Podczas posiedzenia nie brakowało spięć. Zaiskrzyło m.in. na linii domy maklerskie – KNF. Maklerzy oprócz niższych opłat liczą m.in. na to, że do jednej puli płatników zostaną włączone domy maklerskie, towarowe domy maklerskie, biura maklerskie oraz zagraniczne firmy inwestycyjne. Co więcej, IDM chce, aby dla zdalnych członków GPW opłata wynosiła nie 10 tys. euro, tak jak teraz jest w projekcie, ale 50 tys. euro. Na ripostę nadzoru nie trzeba było długo czekać.

– Nie możemy nadmiernie obciążać zdalnych członków. Nie jesteśmy dla nich głównym nadzorem. Opłata w wysokości 50 tys. euro jest wzięta z kosmosu – stwierdził Marek Szuszkiewicz, dyrektor w KNF. Dostało się także TFI. Marcin Dyl, prezes IZFiA, mówił m.in., że obciążenie TFI dodatkową opłatą przełoży się na spadek zysku netto niektórych graczy o 20–30 proc. Podkreślił także, że już teraz TFI w sposób pośredni płacą na nadzór.
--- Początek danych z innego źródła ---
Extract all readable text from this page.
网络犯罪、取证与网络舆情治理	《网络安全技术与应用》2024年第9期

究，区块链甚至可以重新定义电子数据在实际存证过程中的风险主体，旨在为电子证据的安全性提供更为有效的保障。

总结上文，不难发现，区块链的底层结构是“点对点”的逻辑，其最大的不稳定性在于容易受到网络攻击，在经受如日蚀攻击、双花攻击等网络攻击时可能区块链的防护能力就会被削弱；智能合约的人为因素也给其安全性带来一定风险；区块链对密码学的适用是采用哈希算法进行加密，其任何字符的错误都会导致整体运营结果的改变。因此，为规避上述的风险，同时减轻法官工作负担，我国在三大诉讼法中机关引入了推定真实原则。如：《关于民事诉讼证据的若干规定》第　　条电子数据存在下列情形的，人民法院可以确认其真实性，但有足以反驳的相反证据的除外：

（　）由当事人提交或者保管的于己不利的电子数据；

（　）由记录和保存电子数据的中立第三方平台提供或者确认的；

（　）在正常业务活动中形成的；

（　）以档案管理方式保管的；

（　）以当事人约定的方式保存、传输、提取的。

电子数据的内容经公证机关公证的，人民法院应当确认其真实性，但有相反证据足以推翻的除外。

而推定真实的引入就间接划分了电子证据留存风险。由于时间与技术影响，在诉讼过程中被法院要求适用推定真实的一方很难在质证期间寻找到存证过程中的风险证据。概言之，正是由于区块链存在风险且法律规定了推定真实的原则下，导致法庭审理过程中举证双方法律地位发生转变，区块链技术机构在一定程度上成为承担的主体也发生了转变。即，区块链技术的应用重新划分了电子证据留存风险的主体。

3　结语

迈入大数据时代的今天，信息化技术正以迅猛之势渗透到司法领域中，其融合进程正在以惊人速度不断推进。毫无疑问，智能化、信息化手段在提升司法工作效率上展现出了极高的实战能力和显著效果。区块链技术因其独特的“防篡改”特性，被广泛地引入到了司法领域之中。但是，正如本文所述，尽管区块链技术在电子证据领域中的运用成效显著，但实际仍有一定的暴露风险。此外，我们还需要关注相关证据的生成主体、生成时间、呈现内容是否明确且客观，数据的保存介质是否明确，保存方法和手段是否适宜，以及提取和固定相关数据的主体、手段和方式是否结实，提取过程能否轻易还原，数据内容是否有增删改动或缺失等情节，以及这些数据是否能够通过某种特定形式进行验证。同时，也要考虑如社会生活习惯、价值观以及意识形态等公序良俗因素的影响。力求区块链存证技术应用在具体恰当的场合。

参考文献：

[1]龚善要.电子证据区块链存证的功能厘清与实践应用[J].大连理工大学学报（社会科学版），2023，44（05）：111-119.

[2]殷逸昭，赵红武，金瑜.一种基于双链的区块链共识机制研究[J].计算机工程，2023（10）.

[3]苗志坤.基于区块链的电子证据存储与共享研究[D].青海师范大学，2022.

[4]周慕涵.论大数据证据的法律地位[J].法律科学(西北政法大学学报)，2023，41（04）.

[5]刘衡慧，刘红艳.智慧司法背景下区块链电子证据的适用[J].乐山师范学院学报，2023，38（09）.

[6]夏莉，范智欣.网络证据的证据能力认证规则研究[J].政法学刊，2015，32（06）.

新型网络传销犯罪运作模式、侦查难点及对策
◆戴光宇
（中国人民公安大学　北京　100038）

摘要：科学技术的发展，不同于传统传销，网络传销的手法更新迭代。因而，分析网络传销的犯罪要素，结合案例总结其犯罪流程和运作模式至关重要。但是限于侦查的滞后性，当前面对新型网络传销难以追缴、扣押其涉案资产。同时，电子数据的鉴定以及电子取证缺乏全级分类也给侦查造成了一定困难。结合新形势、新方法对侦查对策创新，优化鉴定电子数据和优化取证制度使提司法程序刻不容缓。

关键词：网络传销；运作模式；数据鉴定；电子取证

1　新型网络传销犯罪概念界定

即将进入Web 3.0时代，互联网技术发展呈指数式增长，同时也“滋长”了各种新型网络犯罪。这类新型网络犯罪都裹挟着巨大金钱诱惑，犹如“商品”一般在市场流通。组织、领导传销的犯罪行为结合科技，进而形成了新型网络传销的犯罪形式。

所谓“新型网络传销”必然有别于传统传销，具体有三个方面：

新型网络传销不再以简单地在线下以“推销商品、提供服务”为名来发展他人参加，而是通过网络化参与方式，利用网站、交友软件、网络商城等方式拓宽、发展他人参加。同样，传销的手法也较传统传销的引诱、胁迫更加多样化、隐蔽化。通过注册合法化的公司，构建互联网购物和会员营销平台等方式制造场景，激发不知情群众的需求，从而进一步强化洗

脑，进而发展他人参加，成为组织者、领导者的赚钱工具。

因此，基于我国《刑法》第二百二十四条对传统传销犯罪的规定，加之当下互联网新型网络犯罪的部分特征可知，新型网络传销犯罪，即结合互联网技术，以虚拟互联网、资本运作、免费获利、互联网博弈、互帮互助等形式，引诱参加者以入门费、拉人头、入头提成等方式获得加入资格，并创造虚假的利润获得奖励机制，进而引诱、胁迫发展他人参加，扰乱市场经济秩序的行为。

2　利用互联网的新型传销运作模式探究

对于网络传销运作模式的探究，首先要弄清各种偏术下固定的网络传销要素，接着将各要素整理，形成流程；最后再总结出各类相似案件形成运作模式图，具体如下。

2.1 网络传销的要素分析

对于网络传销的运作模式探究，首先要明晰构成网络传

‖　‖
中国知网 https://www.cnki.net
Pogląd ten spotkał się z surową krytyką. Przedstawiciele GPW i KDPW podkreślali bowiem, że nie wszystkie TFI płacą pośrednio na nadzór, a to właśnie bardziej równomierne rozłożenie kosztów na większą ilość podmiotów jest głównym założeniem projektu.

Tymczasem Solidarna Polska zwróciła się do premier Ewy Kopacz, aby ta doprowadziła do dymisji Andrzeja Jakubiaka, szefa KNF. Zdaniem posłów dopuścił się on zaniedbań w zakresie nadzoru nad SKOK Wołomin.